Find velocity and Kinetic Energy of a Springy Toboggan

[SelHype]

Two clever kids use a huge spring with 750 N/m to launch their toboggan at the top of a 9.5 m high hill (see the figure). The mass of the kids plus toboggan is 95.0 kg. If the kids manage to compress the spring 2.7 m, what will be their speed at the bottom of the hill? Neglect friction. What fraction of their final kinetic energy was initially stored in the spring?



Relevant equations:
K = .5mv$$^{2}$$
$$U_{spring}$$ = .5kx$$^{2}$$
$$U_{grav}$$ = mgy

My attempt at a solution:
Okay so $$\frac{N}{m}$$ is $$\frac{kg}{s^{2}}$$.

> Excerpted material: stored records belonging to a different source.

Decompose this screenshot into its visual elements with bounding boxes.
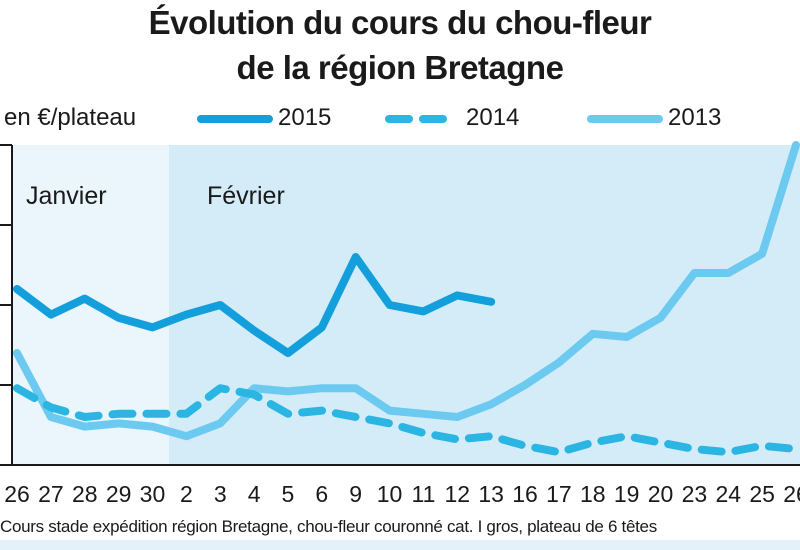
period-band-fevrier [169, 145, 800, 465]
x-tick-label: 10 [377, 481, 403, 507]
legend-swatch-2014 [385, 115, 461, 123]
x-tick-label: 28 [72, 481, 98, 507]
period-label: Janvier [26, 182, 107, 210]
x-tick-label: 29 [106, 481, 132, 507]
x-tick-label: 17 [546, 481, 572, 507]
x-tick-label: 23 [682, 481, 708, 507]
chart-subtitle: de la région Bretagne [236, 49, 564, 86]
x-tick-label: 6 [315, 481, 328, 507]
source-note: Cours stade expédition région Bretagne, … [0, 517, 657, 536]
x-tick-label: 13 [478, 481, 504, 507]
legend-label-2013: 2013 [668, 104, 722, 131]
legend-label-2015: 2015 [278, 104, 332, 131]
x-tick-label: 18 [580, 481, 606, 507]
x-tick-label: 25 [749, 481, 775, 507]
x-tick-label: 9 [349, 481, 362, 507]
legend-swatch-2015 [197, 115, 273, 123]
x-tick-label: 4 [248, 481, 261, 507]
x-tick-label: 24 [715, 481, 741, 507]
x-tick-label: 2 [180, 481, 193, 507]
footer-band [0, 540, 800, 550]
y-axis-unit-label: en €/plateau [4, 104, 137, 131]
chart-title: Évolution du cours du chou-fleur [148, 4, 652, 41]
legend-label-2014: 2014 [466, 104, 520, 131]
x-tick-label: 26 [783, 481, 800, 507]
x-tick-label: 27 [38, 481, 64, 507]
x-tick-label: 26 [4, 481, 30, 507]
legend-swatch-2013 [587, 115, 663, 123]
x-tick-label: 30 [140, 481, 166, 507]
x-tick-label: 5 [282, 481, 295, 507]
x-tick-label: 12 [445, 481, 471, 507]
x-tick-label: 3 [214, 481, 227, 507]
period-label: Février [207, 182, 285, 210]
series-line-2013 [13, 141, 800, 441]
x-tick-label: 19 [614, 481, 640, 507]
series-line-2014 [13, 384, 800, 457]
x-tick-label: 11 [411, 481, 435, 507]
x-tick-label: 16 [512, 481, 538, 507]
x-tick-label: 20 [648, 481, 674, 507]
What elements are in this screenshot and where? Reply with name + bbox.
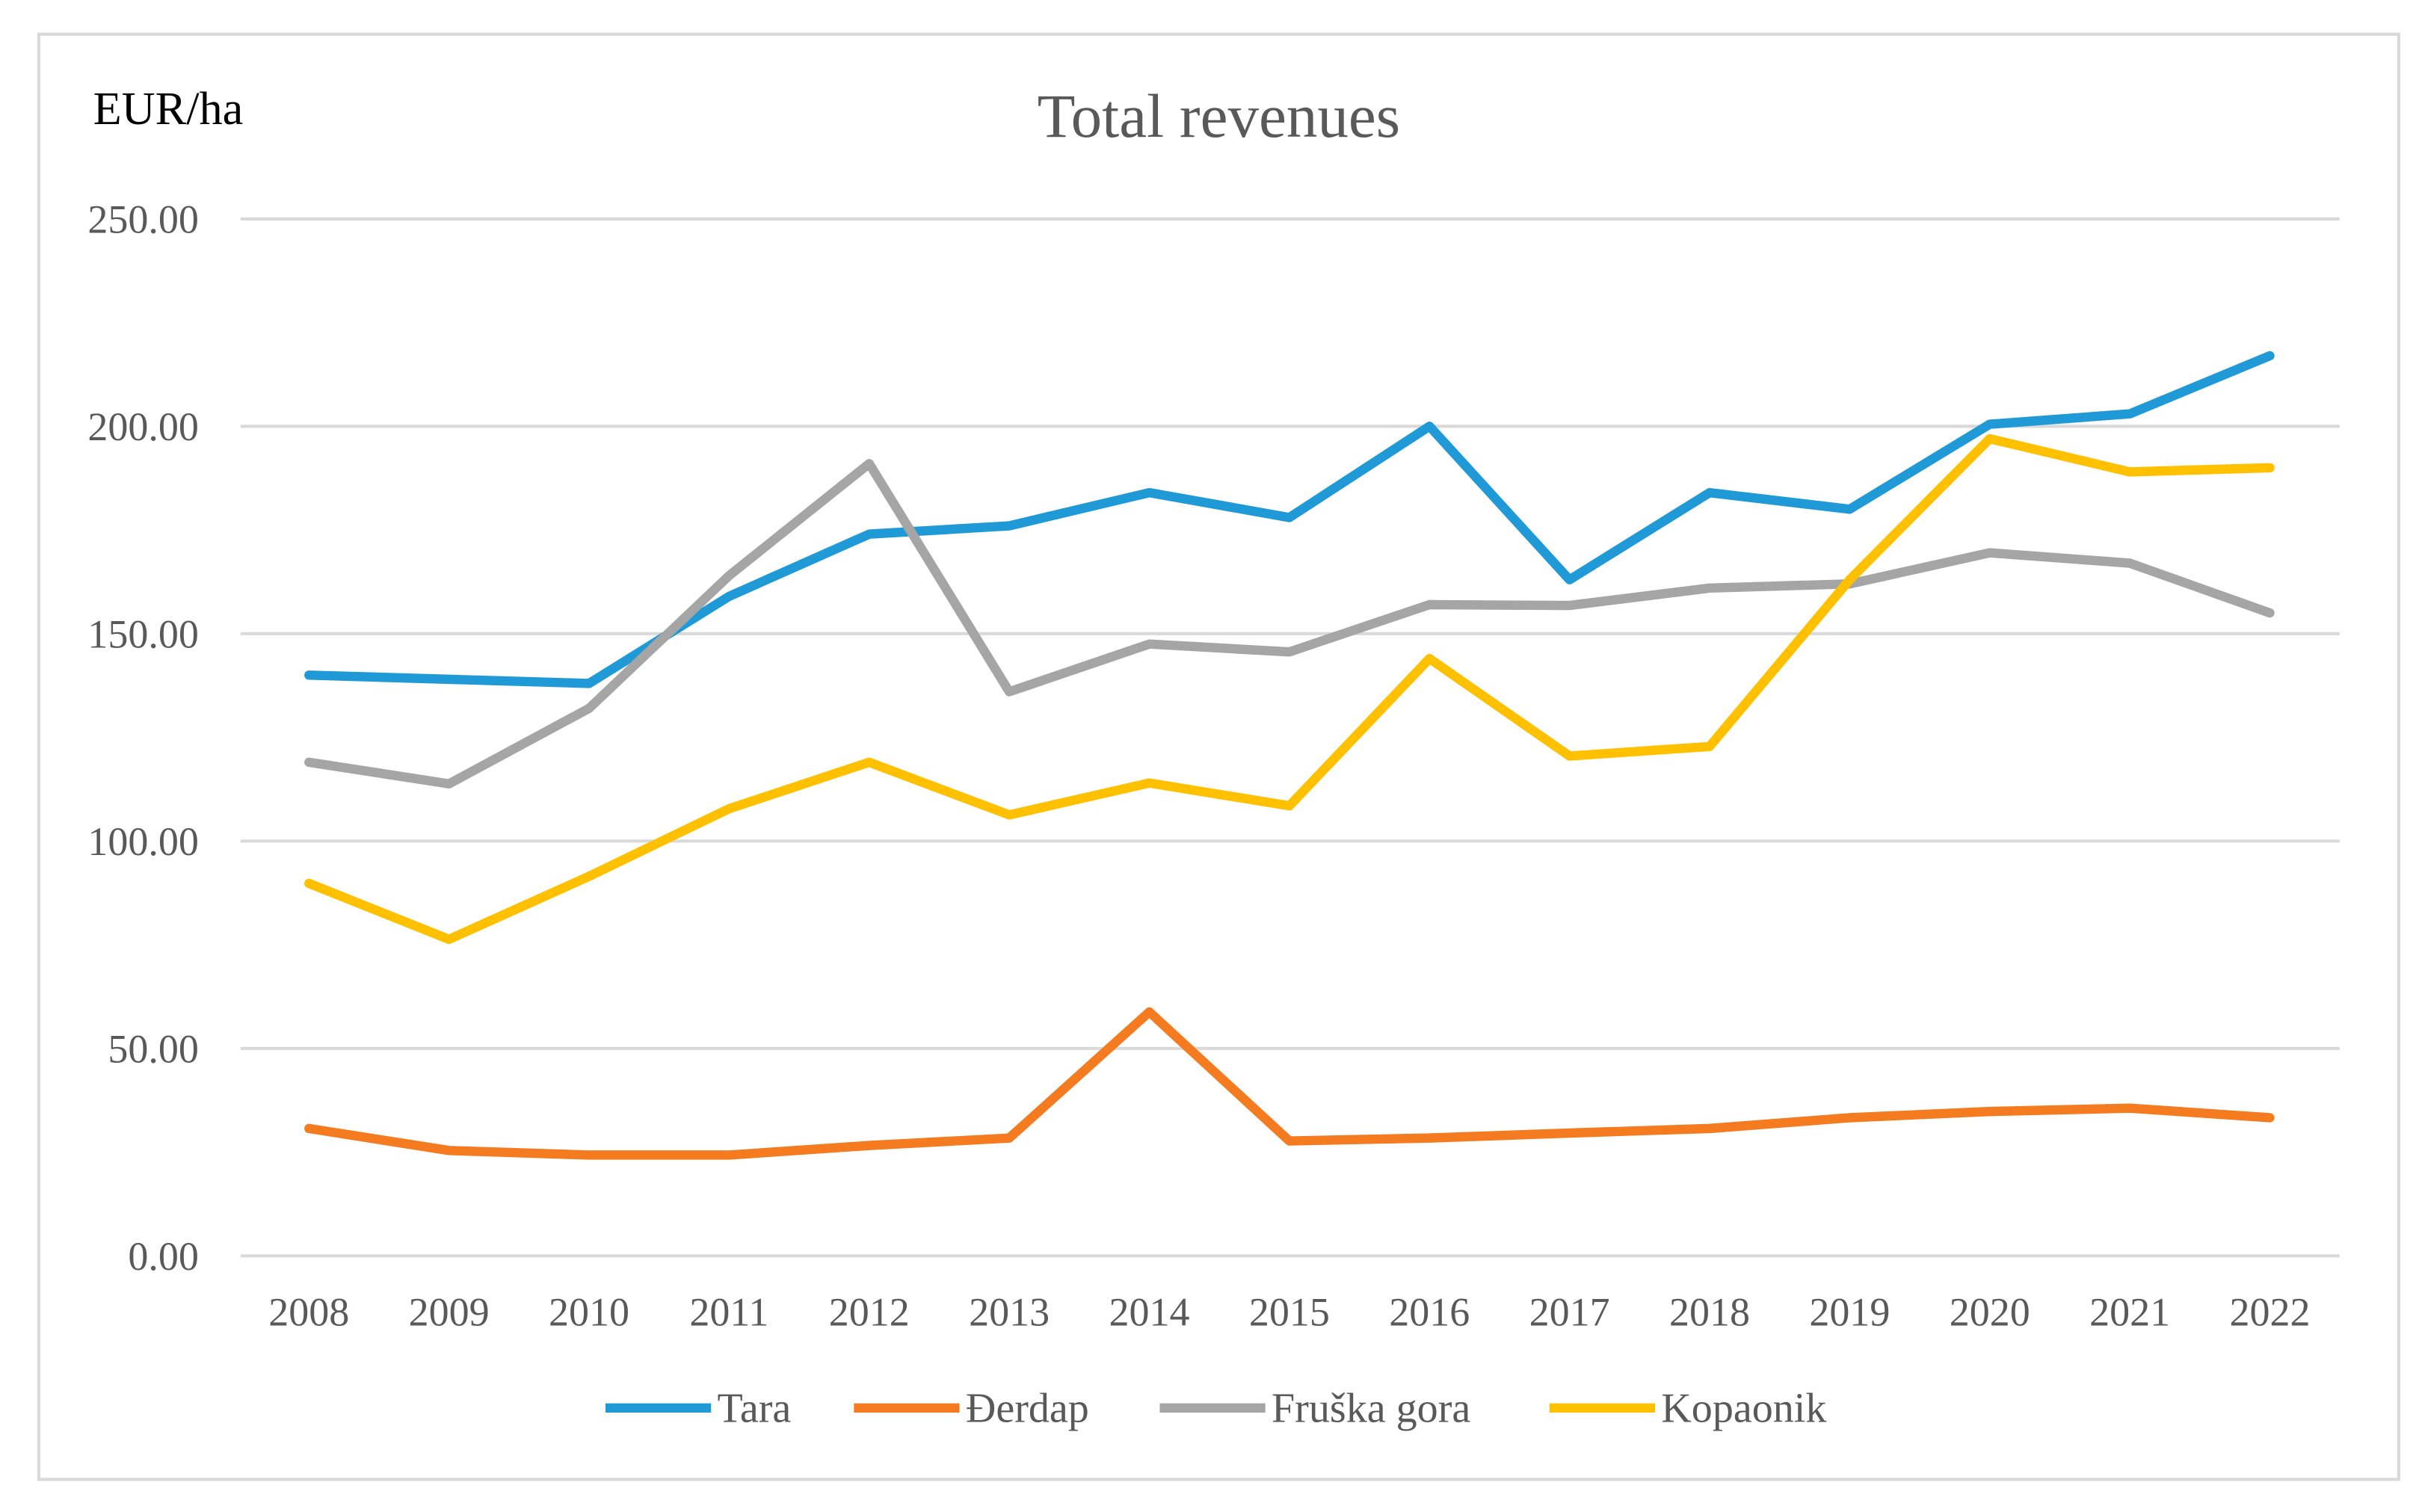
x-tick-label: 2018 [1669, 1290, 1750, 1335]
legend-item: Fruška gora [1159, 1385, 1470, 1431]
y-axis-label: EUR/ha [93, 83, 244, 135]
legend-label: Kopaonik [1661, 1385, 1827, 1431]
y-tick-label: 250.00 [87, 197, 199, 242]
x-tick-label: 2020 [1950, 1290, 2030, 1335]
x-tick-label: 2021 [2089, 1290, 2170, 1335]
x-tick-label: 2009 [409, 1290, 490, 1335]
legend-item: Kopaonik [1549, 1385, 1827, 1431]
legend-label: Fruška gora [1272, 1385, 1470, 1431]
x-tick-label: 2008 [268, 1290, 349, 1335]
x-tick-label: 2022 [2229, 1290, 2310, 1335]
x-tick-label: 2011 [689, 1290, 768, 1335]
x-tick-label: 2019 [1809, 1290, 1890, 1335]
legend-label: Đerdap [966, 1385, 1089, 1431]
x-tick-label: 2012 [829, 1290, 910, 1335]
x-tick-label: 2014 [1109, 1290, 1190, 1335]
y-tick-label: 150.00 [87, 612, 199, 657]
x-tick-label: 2017 [1529, 1290, 1610, 1335]
x-tick-label: 2016 [1389, 1290, 1470, 1335]
y-tick-label: 200.00 [87, 404, 199, 449]
y-tick-label: 100.00 [87, 819, 199, 864]
y-tick-label: 0.00 [128, 1234, 199, 1279]
x-tick-label: 2013 [969, 1290, 1050, 1335]
chart-border [37, 32, 2400, 1481]
legend-item: Tara [606, 1385, 791, 1431]
x-tick-label: 2015 [1249, 1290, 1330, 1335]
legend-label: Tara [718, 1385, 792, 1431]
x-tick-label: 2010 [549, 1290, 629, 1335]
legend-item: Đerdap [854, 1385, 1089, 1431]
y-tick-label: 50.00 [108, 1026, 199, 1071]
chart-title: Total revenues [1038, 81, 1400, 150]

To solve for $$\frac{m}{s}$$ I have the following hint from my professor:

If we measure height from the bottom of the hill, initially the mass has potential energy
from gravity and the spring. At the end there is just kinetic energy. Write down the condition
for the conservation of energy and solve for the final speed.


Okay so the height from the bottom of the hill is 9.5m. I am actually kind of lost on this problem. I don't have my book, I can't find something online that explains this well enough for me to solve this problem, and it is 5am and this homework is due at 8am...even if I don't get it turned in by 8, I still want to understand how to find this. Once I find out how to solve it I can do the other problems!

Hints are my favorites so I can figure it out on my own! Thanks muchly!

SelHype



EDIT:

I tried this:

(9.8)(9.5m) + .5(2.7m)(2.7m)(750 N/m)

5.5 m/s


Clearly I am wrong, though...Any thoughts?

 

[Redbelly98]

I tried this:

(9.8)(9.5m) + .5(2.7m)(2.7m)(750 N/m)

That's a reasonable start. This is the (potential) energy at the top of the hill, with the spring compressed ... except that you left out:

The mass in the "mgy" term.
The units for g = 9.8 ____.

Once you have that number calculated, write an expression for the energy when the toboggan is at the bottom of the hill.